I try to take these struggles — these minuscule mountains that stand before me day after day — in stride, but I must admit that this battle kicks my butt some days. There are prolonged periods of fatigue that seemingly take forever to shake, where I fall asleep on the couch after getting home from work, only to wake up at 1 a.m. with all the lights on and my dog running around irked because I haven’t yet walked him. There are times when walking to my car a block away from my apartment or even across the office to a meeting room is a chore. There are an onslaught of drifting thoughts that rob me of my focus, and cloud all semblance of collectedness and clarity.

Last week I started experiencing new symptoms — intense tingling in my right leg — and it was super scary. My neurologist recommended I undergo an IV infusion of medrol/steroids over five consecutive days to reduce the inflammation. I laughed when he told me. It was unreal how matter-of-factly those words rolled off his tongue. That’s something that I’m still getting used to — the big words, the unheard-of remedies, the expectation that I automatically wrap my mind around them once uttered. It’s still all new to me. The IV treatment lasts four hours. Today was day two of the treatment. It’s taxing. Saddening. Draining. Uncomfortable. It forces me to sit there and come to grips with this illness.
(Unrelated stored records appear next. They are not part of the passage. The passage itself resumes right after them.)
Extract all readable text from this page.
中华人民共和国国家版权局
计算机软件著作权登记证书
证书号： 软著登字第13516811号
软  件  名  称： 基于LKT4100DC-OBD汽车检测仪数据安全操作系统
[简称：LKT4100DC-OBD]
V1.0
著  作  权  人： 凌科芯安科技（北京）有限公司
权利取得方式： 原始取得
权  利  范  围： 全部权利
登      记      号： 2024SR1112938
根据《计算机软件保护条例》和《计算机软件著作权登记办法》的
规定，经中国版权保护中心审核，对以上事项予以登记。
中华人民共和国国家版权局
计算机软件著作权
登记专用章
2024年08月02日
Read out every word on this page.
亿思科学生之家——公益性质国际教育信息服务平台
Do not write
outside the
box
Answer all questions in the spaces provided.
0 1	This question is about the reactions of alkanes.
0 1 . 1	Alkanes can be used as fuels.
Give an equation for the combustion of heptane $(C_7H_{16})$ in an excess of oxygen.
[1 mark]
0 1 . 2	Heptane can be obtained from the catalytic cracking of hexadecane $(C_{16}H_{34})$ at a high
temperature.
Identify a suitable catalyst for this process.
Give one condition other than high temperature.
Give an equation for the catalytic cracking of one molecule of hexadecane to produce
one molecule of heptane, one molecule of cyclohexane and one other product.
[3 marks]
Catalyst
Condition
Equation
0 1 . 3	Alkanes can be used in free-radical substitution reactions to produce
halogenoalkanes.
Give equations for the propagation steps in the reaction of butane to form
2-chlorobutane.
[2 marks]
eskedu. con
I hope these visits don’t happen often.

As I type this, tears stream down my cheeks from the weight of it all, and Berkeley, my four-legged cuddle bug, promptly hops on my lap to comfort me. It’s these little moments that that give me strength to press on. To the friends and loved ones who’ve checked on me daily; called to chat about current events like Cousin Meghan and her royal wedding; made me guffaw heartily at their East Coast shenanigans; let me know that they “got” me and not to hesitate to let them know if they can help in any way, no matter how big or small; sent me throwback memes and videos (Raise your hand if you remember the 1990s PBS gem “Zoom”!) on the Gram; entertained my antics; presented me with unthinkable theories about the Sixers mascot and “Atlanta” that literally floored me with laughter; made the mundane feel magical; came to have lunch with me at my job; or texted a simple “How are you, homegirl?,” “Praying for you” or “Thinking of you” — it means more to me than you’ll ever know. And a special shout out to my fellow MS warriors who have given me pointers and guidance at the height of my feeling lost. You guys are my tribe and I’m blessed to have you all in my life. I refuse to let my diagnosis be a death sentence. If God woke me up today, that means He has given me a gift that I can’t pass up. It’s my charge to make the most of these 24 hours. And by golly, I’ve been fighting to make them count.

In honor of World MS Day, I hope that you’ll learn a little more about this disease that 400,000 people in the United States and 2.5 million people around the globe are living with. And I hope that if you know anyone with MS that you’ll send them some love today and whenever they cross your mind. We need it to survive.